Ongoing COVID coverage
The governor recently reminded employers that workers who need to recover from side effects of the COVID-19 vaccine are covered under the state’s Paid Sick Leave law. As part of the effort to encourage vaccination, the governor also ensured each worker could receive four hours of recovery per injection. These extra hours do not count against any other paid leave that employees have earned.
Meanwhile, the federal law that required employers to provide up to 80 hours of emergency sick leave has expired, but the New York State COVID Sick Leave Law has not expired. It remains in full force and offers certain protections to workers who need to quarantine and cannot work remotely:
- Up to 14 days of unpaid leave for those who work at businesses with 10 or fewer employees
- 5 days of paid leave, plus unpaid leave for the remainder of quarantine, for those who work at businesses with 10 or fewer employees and an annual net income greater than $1 million
- 5 days of paid leave, plus unpaid leave for the remainder of quarantine, for those who work at businesses with 11 to 99 employees
- 14 days of paid leave for public employees and private sector employees at businesses with 100 or more employees
Employees who are eligible for paid leave, but only five days, may apply for additional support through their employer’s New York Paid Family Leave or disability insurer.
Minimum wage increases
Outside of New York City, the statewide minimum wage rose at the beginning of 2021 to $12.50 per hour.
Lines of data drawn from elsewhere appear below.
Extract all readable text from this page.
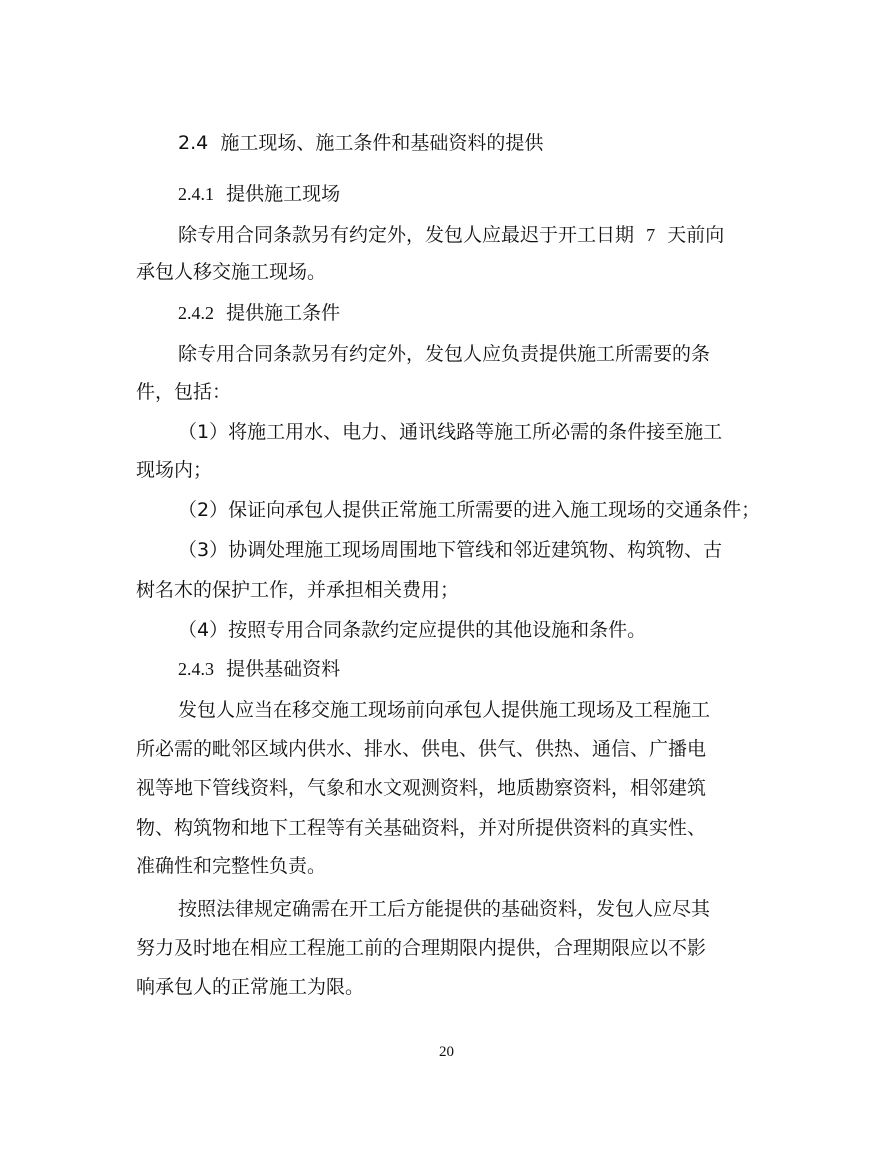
2.4 施工现场、施工条件和基础资料的提供

2.4.1 提供施工现场

除专用合同条款另有约定外，发包人应最迟于开工日期 7 天前向

承包人移交施工现场。

2.4.2 提供施工条件

除专用合同条款另有约定外，发包人应负责提供施工所需要的条

件，包括：

（1）将施工用水、电力、通讯线路等施工所必需的条件接至施工

现场内；

（2）保证向承包人提供正常施工所需要的进入施工现场的交通条件；

（3）协调处理施工现场周围地下管线和邻近建筑物、构筑物、古

树名木的保护工作，并承担相关费用；

（4）按照专用合同条款约定应提供的其他设施和条件。

2.4.3 提供基础资料

发包人应当在移交施工现场前向承包人提供施工现场及工程施工

所必需的毗邻区域内供水、排水、供电、供气、供热、通信、广播电

视等地下管线资料，气象和水文观测资料，地质勘察资料，相邻建筑

物、构筑物和地下工程等有关基础资料，并对所提供资料的真实性、

准确性和完整性负责。

按照法律规定确需在开工后方能提供的基础资料，发包人应尽其

努力及时地在相应工程施工前的合理期限内提供，合理期限应以不影

响承包人的正常施工为限。

20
Additionally, employers in Nassau, Suffolk and Westchester County owe their employees a slightly higher minimum wage. The minimum wage in these counties is now $14.00 per hour.
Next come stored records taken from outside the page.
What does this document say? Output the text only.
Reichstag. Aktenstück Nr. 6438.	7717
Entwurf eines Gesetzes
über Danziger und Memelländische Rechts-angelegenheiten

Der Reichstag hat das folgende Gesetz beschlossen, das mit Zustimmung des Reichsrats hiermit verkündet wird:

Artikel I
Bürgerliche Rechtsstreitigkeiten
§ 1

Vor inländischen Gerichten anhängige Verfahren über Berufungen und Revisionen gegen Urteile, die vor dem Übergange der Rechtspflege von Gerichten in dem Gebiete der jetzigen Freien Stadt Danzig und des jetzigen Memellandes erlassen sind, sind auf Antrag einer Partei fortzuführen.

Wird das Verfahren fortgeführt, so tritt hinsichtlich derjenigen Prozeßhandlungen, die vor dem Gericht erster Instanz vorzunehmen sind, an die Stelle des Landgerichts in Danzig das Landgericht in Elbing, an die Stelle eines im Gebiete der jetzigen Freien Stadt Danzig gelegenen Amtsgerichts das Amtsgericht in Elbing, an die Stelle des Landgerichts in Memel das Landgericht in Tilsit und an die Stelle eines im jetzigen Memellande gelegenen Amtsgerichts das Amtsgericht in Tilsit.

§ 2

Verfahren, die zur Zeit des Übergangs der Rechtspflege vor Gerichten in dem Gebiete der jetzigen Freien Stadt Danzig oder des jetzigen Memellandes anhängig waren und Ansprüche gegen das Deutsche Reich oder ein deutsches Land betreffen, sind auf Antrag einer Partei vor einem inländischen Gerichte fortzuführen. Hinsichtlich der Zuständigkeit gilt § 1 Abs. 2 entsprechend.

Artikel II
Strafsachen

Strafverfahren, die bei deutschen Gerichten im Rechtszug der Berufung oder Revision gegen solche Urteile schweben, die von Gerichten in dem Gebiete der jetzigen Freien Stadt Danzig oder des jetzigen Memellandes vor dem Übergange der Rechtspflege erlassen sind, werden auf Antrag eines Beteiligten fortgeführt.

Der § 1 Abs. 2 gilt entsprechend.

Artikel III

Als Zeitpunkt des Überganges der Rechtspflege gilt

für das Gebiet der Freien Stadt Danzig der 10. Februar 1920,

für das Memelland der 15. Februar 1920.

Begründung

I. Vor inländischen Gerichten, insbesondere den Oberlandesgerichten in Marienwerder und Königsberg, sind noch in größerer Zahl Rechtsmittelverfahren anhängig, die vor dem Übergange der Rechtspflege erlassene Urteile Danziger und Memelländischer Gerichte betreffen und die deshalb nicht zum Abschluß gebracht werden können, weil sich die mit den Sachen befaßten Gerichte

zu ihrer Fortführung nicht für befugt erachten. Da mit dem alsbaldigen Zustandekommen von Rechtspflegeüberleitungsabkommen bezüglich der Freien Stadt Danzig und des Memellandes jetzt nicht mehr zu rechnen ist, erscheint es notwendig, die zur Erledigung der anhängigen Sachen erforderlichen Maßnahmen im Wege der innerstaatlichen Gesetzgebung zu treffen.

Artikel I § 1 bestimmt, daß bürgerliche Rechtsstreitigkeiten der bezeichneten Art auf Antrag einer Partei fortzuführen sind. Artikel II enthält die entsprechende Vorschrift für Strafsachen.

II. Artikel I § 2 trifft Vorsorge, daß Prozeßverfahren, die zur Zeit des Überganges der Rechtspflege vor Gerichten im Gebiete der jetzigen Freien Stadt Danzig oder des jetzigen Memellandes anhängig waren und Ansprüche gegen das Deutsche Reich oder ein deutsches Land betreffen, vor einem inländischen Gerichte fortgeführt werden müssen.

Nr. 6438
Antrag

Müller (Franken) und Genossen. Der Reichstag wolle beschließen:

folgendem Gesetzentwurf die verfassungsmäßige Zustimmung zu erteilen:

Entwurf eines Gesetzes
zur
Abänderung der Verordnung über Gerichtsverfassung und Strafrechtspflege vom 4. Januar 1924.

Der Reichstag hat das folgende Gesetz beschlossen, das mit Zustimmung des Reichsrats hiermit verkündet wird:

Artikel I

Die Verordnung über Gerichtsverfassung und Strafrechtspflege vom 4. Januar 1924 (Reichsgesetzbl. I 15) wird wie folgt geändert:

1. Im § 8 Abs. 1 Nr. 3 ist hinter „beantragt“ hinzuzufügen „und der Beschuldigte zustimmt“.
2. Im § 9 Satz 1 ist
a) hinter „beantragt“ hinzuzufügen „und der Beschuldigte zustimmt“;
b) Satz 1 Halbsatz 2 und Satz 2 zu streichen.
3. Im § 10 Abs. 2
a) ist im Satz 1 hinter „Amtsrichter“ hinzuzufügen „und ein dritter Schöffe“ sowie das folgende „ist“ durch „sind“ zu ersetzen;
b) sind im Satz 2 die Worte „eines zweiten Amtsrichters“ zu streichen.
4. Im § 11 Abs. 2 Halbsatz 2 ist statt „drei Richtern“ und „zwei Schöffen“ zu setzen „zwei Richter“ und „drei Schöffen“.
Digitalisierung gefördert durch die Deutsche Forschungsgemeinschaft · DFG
There is an exception to this increase for fast food workers, who are instead entitled to $14.50 per hour. Their minimum wage rises again on July 1, 2021 to $15.00 per hour.
Additional protections for fast food employees
After so much time being labeled “essential” and being treated as anything but essential, New York City’s fast food workers received some well-deserved protections. These go into effect July 4 and include:
- The assurance that fast food workers cannot be fired without good reason. Employers must show just cause.
- A new law dictates that layoffs must target newer hires before targeting more senior hires. Employers cannot use layoffs as an excuse to target experienced employees that they just don’t like.
These laws apply to New York City, but it’s possible that legislators will look at extending them in the future. New York City has long served as a testing ground for laws later applied to the state.
Employers and employees should both know the rules
The laws are organic. Lawmakers constantly pass new laws and adjust old ones to keep up with the changing times. Your employer has a legal duty to understand how the changes may affect your job. As a worker, you want to understand the changes to better protect your rights.
Even so, it’s often difficult for workers to protect their rights on their own. The balance of power doesn’t always work in your favor. Accordingly, if you find that your employer has broken the rules, you may wish to consult with an experienced attorney before you leave your job or file a complaint. Your attorney may help you discover more than one possible solution to your dilemma, so it is generally a good idea to form a strategy before you first act.